The valuation risk is real, and it is higher for ARM than for Marvell. Both stocks have absorbed enormous forward expectations. Arm’s licensing revenue is concentrated among a relatively small group of customers; if key partners slow orders or develop competing architectures, the revenue cadence breaks quickly. Marvell’s exposure is spread more broadly across training infrastructure and networking, which offers some diversification within the AI theme, and the 17% return on capital employed suggests disciplined capital allocation. Neither is a cheap stock by conventional measures.
There is also a leadership transition at Marvell to factor in. CFO Willem Meintjes, who had held the role since January 2023, notified the company on 10 June 2026 of his resignation, effective 15 June 2026. The board moved quickly: Daniel Durn, previously Chair of the Audit Committee and formerly CFO at Adobe, was appointed CFO on the same effective date, per Marvell’s SEC 8-K filing.

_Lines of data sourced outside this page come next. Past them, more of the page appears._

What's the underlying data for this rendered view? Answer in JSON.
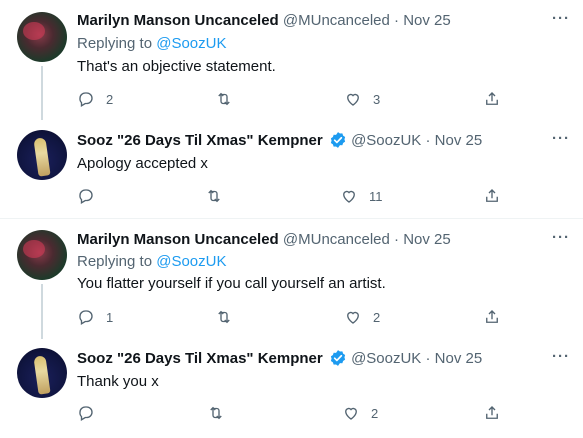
{
  "tweets": [
    {
      "name": "Marilyn Manson Uncanceled",
      "handle": "@MUncanceled",
      "sep": "·",
      "date": "Nov 25",
      "replying_prefix": "Replying to ",
      "replying_to": "@SoozUK",
      "text": "That's an objective statement.",
      "replies": "2",
      "likes": "3"
    },
    {
      "name": "Sooz \"26 Days Til Xmas\" Kempner",
      "handle": "@SoozUK",
      "sep": "·",
      "date": "Nov 25",
      "text": "Apology accepted x",
      "replies": "",
      "likes": "11"
    },
    {
      "name": "Marilyn Manson Uncanceled",
      "handle": "@MUncanceled",
      "sep": "·",
      "date": "Nov 25",
      "replying_prefix": "Replying to ",
      "replying_to": "@SoozUK",
      "text": "You flatter yourself if you call yourself an artist.",
      "replies": "1",
      "likes": "2"
    },
    {
      "name": "Sooz \"26 Days Til Xmas\" Kempner",
      "handle": "@SoozUK",
      "sep": "·",
      "date": "Nov 25",
      "text": "Thank you x",
      "replies": "",
      "likes": "2"
    }
  ],
  "more_label": "···",
  "colors": {
    "link": "#1d9bf0",
    "muted": "#536471",
    "verified": "#1d9bf0"
  }
}
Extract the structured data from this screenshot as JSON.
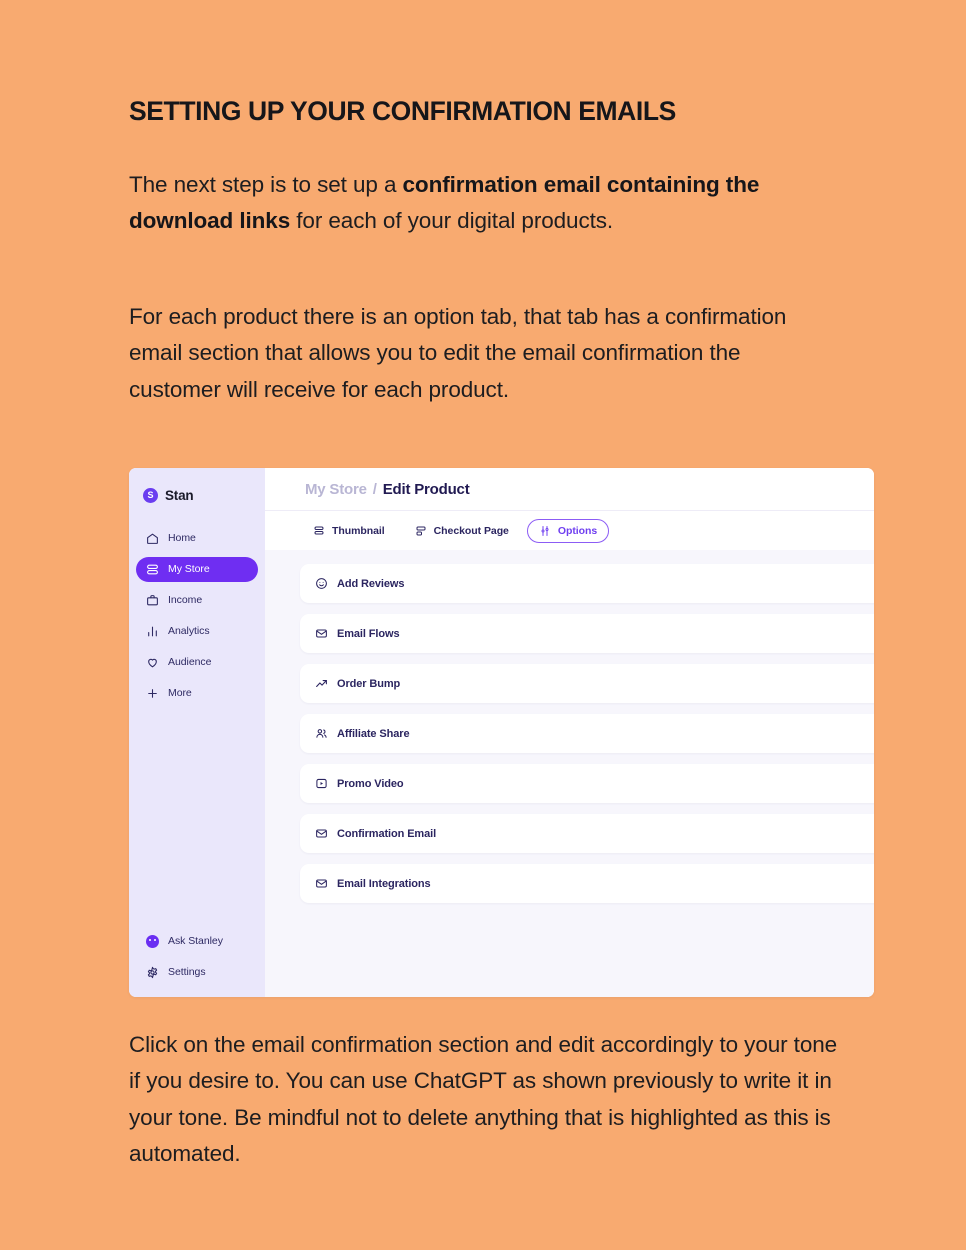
{
  "theme": {
    "page_bg": "#f8aa70",
    "accent_purple": "#6f2ef2",
    "text_dark": "#16161a",
    "sidebar_bg": "#eae7fb",
    "panel_bg": "#f7f6fc",
    "label_navy": "#2b2560"
  },
  "article": {
    "heading": "SETTING UP YOUR CONFIRMATION EMAILS",
    "para1_part1": "The next step is to set up a ",
    "para1_bold": "confirmation email containing the download links",
    "para1_part2": " for each of your digital products.",
    "para2": "For each product there is an option tab, that tab has a confirmation email section that allows you to edit the email confirmation the customer will receive for each product.",
    "para3": "Click on the email confirmation section and edit accordingly to your tone if you desire to. You can use ChatGPT as shown previously to write it in your tone. Be mindful not to delete anything that is highlighted as this is automated."
  },
  "app": {
    "brand": {
      "mark_letter": "S",
      "name": "Stan"
    },
    "sidebar": {
      "items": [
        {
          "label": "Home",
          "icon": "home-icon",
          "active": false
        },
        {
          "label": "My Store",
          "icon": "store-icon",
          "active": true
        },
        {
          "label": "Income",
          "icon": "briefcase-icon",
          "active": false
        },
        {
          "label": "Analytics",
          "icon": "bar-chart-icon",
          "active": false
        },
        {
          "label": "Audience",
          "icon": "heart-icon",
          "active": false
        },
        {
          "label": "More",
          "icon": "plus-icon",
          "active": false
        }
      ],
      "bottom_items": [
        {
          "label": "Ask Stanley",
          "icon": "stanley-avatar-icon"
        },
        {
          "label": "Settings",
          "icon": "gear-icon"
        }
      ]
    },
    "breadcrumb": {
      "parent": "My Store",
      "separator": "/",
      "current": "Edit Product"
    },
    "tabs": [
      {
        "label": "Thumbnail",
        "icon": "layers-icon",
        "active": false
      },
      {
        "label": "Checkout Page",
        "icon": "layout-icon",
        "active": false
      },
      {
        "label": "Options",
        "icon": "sliders-icon",
        "active": true
      }
    ],
    "sections": [
      {
        "label": "Add Reviews",
        "icon": "smiley-icon",
        "chevron": "chevron-down-icon",
        "expanded": false
      },
      {
        "label": "Email Flows",
        "icon": "envelope-icon",
        "chevron": "chevron-down-icon",
        "expanded": false
      },
      {
        "label": "Order Bump",
        "icon": "trend-up-icon",
        "chevron": "chevron-down-icon",
        "expanded": false
      },
      {
        "label": "Affiliate Share",
        "icon": "users-icon",
        "chevron": "chevron-down-icon",
        "expanded": false
      },
      {
        "label": "Promo Video",
        "icon": "play-box-icon",
        "chevron": "chevron-down-icon",
        "expanded": false
      },
      {
        "label": "Confirmation Email",
        "icon": "envelope-icon",
        "chevron": "chevron-down-icon",
        "expanded": false
      },
      {
        "label": "Email Integrations",
        "icon": "envelope-icon",
        "chevron": "chevron-down-icon",
        "expanded": false
      }
    ]
  }
}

Durn’s annual base salary is set at $850,000, with a target annual incentive bonus of 120% of that base and a one-time cash sign-on bonus of $1,000,000. CFO transitions at this stage of a growth story warrant watching, though the board’s rapid internal appointment limits uncertainty.
At ARM Holdings, CFO Jason Child sold 21,280 shares at $180.00 per share on 22 April 2026 under a pre-arranged Rule 10b5-1 plan, a scheduled disposal rather than a discretionary signal, though it registered against a stock that had already moved substantially.
The AI adoption cycle does appear to be in early innings, and both companies occupy positions in the infrastructure stack that are genuinely difficult to displace. The next test is whether Q2 FY2027 revenue at Marvell lands in line with that $2.7 billion guide; any miss at this valuation would reprice the stock quickly. For ARM, the watch is on licensing renewal rates as the next fiscal year unfolds. Position sizing matters more than ever here.